J’évite la rue de la Chouette, où une vieille gosse tire en laisse un singe soyeux recousu derrière les deux oreilles. On peut l’appeler Lola, Anne-Charlotte ou pourquoi pas Mama Bouba. Son nom, son âge, elle ne s’en souvient pas depuis les Nuits des Gros Couteaux.

Elle a cassé la branche d’une famille où ça vit des mille et des cents, où ça oublie de crever et de léguer de la poudre sèche sur les pistes de glace, du zig-zag dans la course d’un monarchiste en fuite et des nuances dans le sifflet d’un mockingbird.

Elle dit pour ne pas perdre la face – après avoir déjà perdu la tête – qu’elle veut créer un autre espace Schengen, un tout petit qui respirera par des artères serrées entre les pierres des bâtiments où elle mettra de chaque côté un bar à soupe et un bar à eau, le premier Zanzi et le deuxième Cinna.

Sur sa chair ferme au grain déjà putrescible, il y a l’odeur de la fève tonka, cuite aux rayons de mille soleils.

Mille révolutions d’un astre faiblard, empêché par les arbres plantés un peu tôt de brunir sa peau, par la fenêtre de son bureau sur lequel elle gratte (il est au fond du couloir la dernière porte à droite)

Je sais que les hommes et les garçons de son ancienne maison ont tiré fort sur un drap grossier. Tous les gars de cette capitainerie suaient dessus, devant la bâtisse où elle avait passé une dernière nuit dans le faible, l’obscur et l’humide à écrire pour ne plus sentir l’odeur poisser entre les douches et les linges propres, et à tirer des lignes au stylo à défaut d’être de la lignée.

Se reconnaître par le choix d’un nom de plume, collée pleine de merde encore au cul de l’œuf d’où elle voulait sortir pour naître légale, oui légitime et officielle, et qui sait peut-être par la presse d’un imprimeur.

Tu pues, bâtarde ! (elle le savait).

La senteur de vanille était des armoiries d’une étrangère et son faux père, ses faux oncles et ses faux frères jouaient pour une nuit à passer avec elle, jouaient à reculons les poings serrés sur ce foutu drap pour gagner et l’emporter, faire un trophée de son amande et puis cracher sur son visage.

Les rares fois où je la vois, je baisse les yeux et presse le pas, car je n’ai rien fait pour qu’entre la lumière dans ces nuitées et dans son con déchiré.
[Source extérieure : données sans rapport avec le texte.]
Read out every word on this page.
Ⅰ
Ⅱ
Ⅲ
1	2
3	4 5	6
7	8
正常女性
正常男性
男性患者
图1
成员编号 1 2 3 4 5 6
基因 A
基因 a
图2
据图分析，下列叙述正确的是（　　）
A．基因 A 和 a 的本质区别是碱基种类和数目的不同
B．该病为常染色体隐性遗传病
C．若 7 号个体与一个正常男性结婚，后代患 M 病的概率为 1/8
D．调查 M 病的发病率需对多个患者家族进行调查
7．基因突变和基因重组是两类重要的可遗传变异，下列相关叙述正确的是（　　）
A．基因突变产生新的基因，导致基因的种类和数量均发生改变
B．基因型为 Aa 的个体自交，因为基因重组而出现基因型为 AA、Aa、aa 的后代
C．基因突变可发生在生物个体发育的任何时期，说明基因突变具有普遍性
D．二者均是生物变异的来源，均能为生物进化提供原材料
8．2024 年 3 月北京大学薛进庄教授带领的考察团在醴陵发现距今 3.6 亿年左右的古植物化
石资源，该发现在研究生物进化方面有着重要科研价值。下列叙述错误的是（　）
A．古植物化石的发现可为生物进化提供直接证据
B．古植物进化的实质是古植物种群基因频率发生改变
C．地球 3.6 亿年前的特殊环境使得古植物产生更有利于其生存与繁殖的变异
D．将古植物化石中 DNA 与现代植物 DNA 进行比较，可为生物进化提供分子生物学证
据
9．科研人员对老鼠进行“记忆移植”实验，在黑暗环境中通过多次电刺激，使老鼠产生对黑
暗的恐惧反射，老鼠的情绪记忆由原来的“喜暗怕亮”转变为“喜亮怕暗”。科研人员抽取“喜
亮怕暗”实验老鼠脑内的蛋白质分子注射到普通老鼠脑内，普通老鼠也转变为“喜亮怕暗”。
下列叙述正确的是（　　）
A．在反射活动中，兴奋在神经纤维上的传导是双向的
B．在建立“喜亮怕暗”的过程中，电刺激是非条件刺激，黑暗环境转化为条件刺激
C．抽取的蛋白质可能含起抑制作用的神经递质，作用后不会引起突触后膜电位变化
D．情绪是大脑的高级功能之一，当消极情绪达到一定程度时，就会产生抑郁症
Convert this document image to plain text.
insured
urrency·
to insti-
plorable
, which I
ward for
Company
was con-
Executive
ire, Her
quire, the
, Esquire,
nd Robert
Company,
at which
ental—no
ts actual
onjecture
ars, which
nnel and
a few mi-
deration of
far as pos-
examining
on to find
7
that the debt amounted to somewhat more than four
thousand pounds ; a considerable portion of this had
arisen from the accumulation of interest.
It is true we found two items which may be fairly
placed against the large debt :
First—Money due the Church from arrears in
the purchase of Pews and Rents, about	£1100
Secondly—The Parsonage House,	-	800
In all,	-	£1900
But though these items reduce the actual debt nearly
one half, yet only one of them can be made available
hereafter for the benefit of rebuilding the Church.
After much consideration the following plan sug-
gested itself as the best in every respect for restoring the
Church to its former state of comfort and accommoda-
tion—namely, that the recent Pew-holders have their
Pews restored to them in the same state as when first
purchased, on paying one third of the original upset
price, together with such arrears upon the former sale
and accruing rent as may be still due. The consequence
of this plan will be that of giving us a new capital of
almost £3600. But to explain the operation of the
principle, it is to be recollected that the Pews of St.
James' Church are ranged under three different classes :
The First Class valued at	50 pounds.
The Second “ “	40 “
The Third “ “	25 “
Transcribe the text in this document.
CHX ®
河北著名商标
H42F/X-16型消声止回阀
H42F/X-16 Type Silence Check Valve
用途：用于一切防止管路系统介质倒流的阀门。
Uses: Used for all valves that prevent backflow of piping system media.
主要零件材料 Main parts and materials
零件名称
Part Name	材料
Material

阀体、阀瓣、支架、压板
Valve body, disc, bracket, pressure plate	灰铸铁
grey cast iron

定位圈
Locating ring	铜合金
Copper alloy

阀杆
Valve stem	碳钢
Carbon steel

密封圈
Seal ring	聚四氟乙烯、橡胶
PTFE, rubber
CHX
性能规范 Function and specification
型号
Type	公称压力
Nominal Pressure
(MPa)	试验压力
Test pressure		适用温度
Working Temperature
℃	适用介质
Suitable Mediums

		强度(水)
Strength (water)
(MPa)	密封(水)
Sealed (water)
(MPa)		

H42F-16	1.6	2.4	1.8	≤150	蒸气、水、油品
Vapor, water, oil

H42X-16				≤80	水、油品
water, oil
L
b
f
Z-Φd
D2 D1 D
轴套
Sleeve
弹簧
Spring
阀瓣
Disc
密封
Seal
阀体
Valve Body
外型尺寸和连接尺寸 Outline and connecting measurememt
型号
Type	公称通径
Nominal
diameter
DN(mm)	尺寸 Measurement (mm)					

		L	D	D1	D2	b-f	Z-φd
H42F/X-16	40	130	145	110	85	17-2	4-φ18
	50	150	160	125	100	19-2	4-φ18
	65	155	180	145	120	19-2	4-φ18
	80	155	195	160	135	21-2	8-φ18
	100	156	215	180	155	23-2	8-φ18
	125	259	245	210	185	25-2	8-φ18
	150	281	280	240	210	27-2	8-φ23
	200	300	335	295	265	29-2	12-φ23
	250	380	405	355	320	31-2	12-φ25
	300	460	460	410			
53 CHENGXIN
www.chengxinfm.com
Je la voulais tant moi sa bâtisse, ils m’ont dit Tu te tais (j’étais en bas), on te la vend et on disparaît.

Une fois je l’ai croisée dans cette rue de la Chouette, où (je ne sais plus qui me l’a dit) elle rêve sur ses commerces en comptant avec ses pas. En me pressant à sa hauteur, j’ai coulé un bref regard et j’ai vu ses narines frémir, parce que moi aussi, je sens la fève tonka.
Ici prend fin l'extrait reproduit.